Hemispheric energy balance from an ocean perspective

Although the Earth's energy balance has been studied for many decades, a number of challenges still remain in quantifying it globally and in understanding its behavior regionally. The recent advances in satellite-based radiation products allow to estimate the top-of-atmosphere (TOA) energy budget with unprecedented accuracy. In contrast, no equivalent data record exists for the energy balance at the surface with associated uncertainties being much larger than the small imbalance of 0.6 Wm-2 inferred from changes in ocean heat content. Recent studies combine the total and atmospheric heat budgets derived from satellite-based TOA irradiances and atmospheric reanalysis to infer the hemispheric surface heat budget as their residual. Here, we propose an approach that takes the perspective of the ocean, deriving the multi-annual surface net heat flux as the residual of the hemispheric ocean heat storage (OHS) and cross-equatorial ocean heat transport (OHT). The latter is taken from ocean model solutions (i.e.

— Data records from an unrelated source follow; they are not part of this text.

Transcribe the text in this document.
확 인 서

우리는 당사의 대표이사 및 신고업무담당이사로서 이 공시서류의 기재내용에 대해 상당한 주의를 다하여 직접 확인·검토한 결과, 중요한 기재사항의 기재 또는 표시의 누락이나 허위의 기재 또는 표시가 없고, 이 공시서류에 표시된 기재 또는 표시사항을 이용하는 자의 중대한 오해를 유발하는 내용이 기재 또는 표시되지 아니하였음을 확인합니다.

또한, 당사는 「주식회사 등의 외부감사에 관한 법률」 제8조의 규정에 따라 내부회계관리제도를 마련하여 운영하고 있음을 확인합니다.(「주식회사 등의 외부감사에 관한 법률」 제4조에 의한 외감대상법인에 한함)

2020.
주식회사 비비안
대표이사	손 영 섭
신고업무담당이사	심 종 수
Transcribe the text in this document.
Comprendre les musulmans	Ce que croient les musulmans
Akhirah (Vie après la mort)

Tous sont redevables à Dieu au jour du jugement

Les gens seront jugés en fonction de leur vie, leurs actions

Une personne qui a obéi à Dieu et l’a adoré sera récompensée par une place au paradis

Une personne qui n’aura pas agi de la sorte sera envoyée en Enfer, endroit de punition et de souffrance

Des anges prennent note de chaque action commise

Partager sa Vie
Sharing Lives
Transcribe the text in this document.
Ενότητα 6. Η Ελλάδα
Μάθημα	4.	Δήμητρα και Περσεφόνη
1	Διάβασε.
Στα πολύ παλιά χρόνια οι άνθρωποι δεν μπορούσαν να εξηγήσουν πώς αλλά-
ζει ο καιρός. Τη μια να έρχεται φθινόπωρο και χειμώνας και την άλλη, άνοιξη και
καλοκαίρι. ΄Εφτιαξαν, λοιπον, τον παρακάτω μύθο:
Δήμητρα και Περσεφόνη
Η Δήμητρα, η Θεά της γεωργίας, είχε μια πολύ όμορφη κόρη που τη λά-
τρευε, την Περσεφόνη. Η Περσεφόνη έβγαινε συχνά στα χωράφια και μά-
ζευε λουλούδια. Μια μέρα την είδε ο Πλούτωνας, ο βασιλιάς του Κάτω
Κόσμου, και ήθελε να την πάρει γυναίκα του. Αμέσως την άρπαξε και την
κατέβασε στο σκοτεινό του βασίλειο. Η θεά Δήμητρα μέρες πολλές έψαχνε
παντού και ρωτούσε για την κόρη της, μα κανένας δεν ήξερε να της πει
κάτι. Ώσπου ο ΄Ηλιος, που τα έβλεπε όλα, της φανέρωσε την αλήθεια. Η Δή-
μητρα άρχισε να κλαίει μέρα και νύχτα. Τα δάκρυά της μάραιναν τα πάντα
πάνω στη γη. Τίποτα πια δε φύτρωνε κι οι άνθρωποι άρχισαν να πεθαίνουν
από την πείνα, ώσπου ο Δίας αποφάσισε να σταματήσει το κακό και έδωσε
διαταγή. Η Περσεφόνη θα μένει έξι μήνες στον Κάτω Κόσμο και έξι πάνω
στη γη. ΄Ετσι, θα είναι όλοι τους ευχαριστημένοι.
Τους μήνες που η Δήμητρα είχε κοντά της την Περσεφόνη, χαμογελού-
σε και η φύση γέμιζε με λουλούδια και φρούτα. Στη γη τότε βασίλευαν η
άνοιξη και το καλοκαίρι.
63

ECCOv4), while the OHS is derived from in-situ temperature profiles covering the ARGO period 2005-2015. Notable features of the hemispheric energy balance portrayed here are the dominance of the Southern hemispheric oceans in taking up heat (0.9 Wm-2) and the slight inter-hemispheric energy imbalance that leads to a net cross-equatorial heat transport from the Southern to the Northern hemisphere. This is achieved by the oceans transporting about 0.45 PW northward across the equator, accompanied by a southward transport of heat by the atmosphere (0.2-0.3 PW). The hemispheric turbulent heat fluxes, calculated as the residual of the net balance at the surface and satellite-derived surface radiative flux (CERES EBAF), differ by about 3 Wm-2, which is largely in line with the hemispheric contrast in precipitation according to GPCP data.